Abstract The electrochemical reduction of nitrate to ammonia (NO 3 RR) has emerged as a promising but challenging orientation in sustainable development. Cu is one of the most effective NO 3 RR catalysts. However, the accumulation of NO 2 − on their surface has erected bars to the further improvement of NO 3 RR efficiency.
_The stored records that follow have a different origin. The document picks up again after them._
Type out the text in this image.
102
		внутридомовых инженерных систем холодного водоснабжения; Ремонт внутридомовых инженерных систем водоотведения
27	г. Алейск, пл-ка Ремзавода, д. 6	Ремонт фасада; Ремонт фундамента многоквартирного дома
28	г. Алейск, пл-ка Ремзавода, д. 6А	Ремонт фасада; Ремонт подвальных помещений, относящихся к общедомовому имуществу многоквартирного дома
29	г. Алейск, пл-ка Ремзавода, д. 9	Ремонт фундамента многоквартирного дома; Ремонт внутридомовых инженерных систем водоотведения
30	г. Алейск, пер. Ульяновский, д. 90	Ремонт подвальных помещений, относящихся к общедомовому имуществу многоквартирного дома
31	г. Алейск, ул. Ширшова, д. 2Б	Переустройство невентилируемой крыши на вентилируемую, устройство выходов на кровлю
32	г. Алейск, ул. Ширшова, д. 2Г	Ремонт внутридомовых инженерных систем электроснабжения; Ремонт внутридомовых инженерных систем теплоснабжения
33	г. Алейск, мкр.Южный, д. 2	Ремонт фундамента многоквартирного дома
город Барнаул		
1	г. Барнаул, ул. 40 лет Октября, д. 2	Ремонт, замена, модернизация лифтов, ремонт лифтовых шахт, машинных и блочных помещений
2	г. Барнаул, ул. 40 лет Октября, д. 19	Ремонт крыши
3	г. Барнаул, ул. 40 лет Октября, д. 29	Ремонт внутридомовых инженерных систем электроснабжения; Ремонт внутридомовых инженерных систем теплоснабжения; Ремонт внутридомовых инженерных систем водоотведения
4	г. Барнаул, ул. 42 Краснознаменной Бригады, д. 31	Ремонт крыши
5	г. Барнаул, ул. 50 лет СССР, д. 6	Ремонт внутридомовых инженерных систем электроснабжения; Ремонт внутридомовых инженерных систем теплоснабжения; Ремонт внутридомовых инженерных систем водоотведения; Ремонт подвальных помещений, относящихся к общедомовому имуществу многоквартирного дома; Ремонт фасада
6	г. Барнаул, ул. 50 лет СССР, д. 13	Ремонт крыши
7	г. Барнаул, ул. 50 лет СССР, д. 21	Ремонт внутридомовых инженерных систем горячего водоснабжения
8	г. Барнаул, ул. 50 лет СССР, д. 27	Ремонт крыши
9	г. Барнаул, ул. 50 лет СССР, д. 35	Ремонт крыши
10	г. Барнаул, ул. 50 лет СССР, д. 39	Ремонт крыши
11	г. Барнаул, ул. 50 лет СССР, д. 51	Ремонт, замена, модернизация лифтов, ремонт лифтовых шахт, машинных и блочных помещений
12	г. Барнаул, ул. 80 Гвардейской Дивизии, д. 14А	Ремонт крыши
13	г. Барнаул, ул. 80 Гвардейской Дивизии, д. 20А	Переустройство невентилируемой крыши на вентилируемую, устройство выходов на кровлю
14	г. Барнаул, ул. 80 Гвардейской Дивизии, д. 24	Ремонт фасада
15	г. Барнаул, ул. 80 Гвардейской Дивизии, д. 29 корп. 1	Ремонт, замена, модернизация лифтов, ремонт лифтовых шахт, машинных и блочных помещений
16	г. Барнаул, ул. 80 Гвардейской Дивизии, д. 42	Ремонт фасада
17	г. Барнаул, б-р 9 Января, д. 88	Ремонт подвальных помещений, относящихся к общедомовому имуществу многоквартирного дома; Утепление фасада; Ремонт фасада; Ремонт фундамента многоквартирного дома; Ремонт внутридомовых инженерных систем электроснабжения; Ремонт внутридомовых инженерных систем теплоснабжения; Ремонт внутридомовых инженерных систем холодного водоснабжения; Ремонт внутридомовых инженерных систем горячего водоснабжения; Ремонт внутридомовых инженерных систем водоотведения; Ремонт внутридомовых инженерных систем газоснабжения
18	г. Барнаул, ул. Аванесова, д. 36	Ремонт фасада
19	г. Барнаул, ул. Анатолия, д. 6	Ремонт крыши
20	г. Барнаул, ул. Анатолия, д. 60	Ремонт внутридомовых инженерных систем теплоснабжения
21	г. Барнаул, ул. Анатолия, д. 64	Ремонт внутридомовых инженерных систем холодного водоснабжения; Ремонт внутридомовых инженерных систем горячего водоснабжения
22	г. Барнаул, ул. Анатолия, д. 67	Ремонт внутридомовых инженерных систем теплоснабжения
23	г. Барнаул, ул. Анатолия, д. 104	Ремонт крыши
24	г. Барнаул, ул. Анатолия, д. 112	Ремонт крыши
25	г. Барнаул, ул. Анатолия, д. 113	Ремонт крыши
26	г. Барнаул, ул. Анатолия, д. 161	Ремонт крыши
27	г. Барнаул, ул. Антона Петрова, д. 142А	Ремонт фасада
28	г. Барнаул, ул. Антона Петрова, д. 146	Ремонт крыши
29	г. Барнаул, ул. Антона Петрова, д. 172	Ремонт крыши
Herein, Cu‐based electrocatalyst with low‐coordinated Cu atoms (Cu‐LC) is synthesized via the instantaneous ablation and rapid cooling of the Cu target by pulse laser and proposed as a new NO 3 RR electrocatalyst, which exhibits enhanced NO 3 RR activity with NH 3 selectivity of 97.01%, yield rate of 0.624 mmol h −1 cm −2 at −0.8 V versus RHE and long‐term durability, superior to most reported Cu‐based catalysts. The introduction of low‐coordinated Cu sites upshifts the Cu d‐band center to near the Fermi Level, enhancing the adsorption of key intermediates ( * NO 2 , * NO) in NO 3 RR, and also effectively regulating the generation of * NO 2 and hydrogenation process, inhibiting the accumulation of NO 2 − on the Cu‐LC surface, thus achieving efficient NH 3 production. Furthermore, when evaluated as cathode material in Zn–NO 3 − battery, an open circuit voltage of 1.3 V and a power density of 3.1 mW cm −2 are achieved by the Cu‐LC‐based battery, highlighting a promising multifunctional system for ammonia production and energy supply.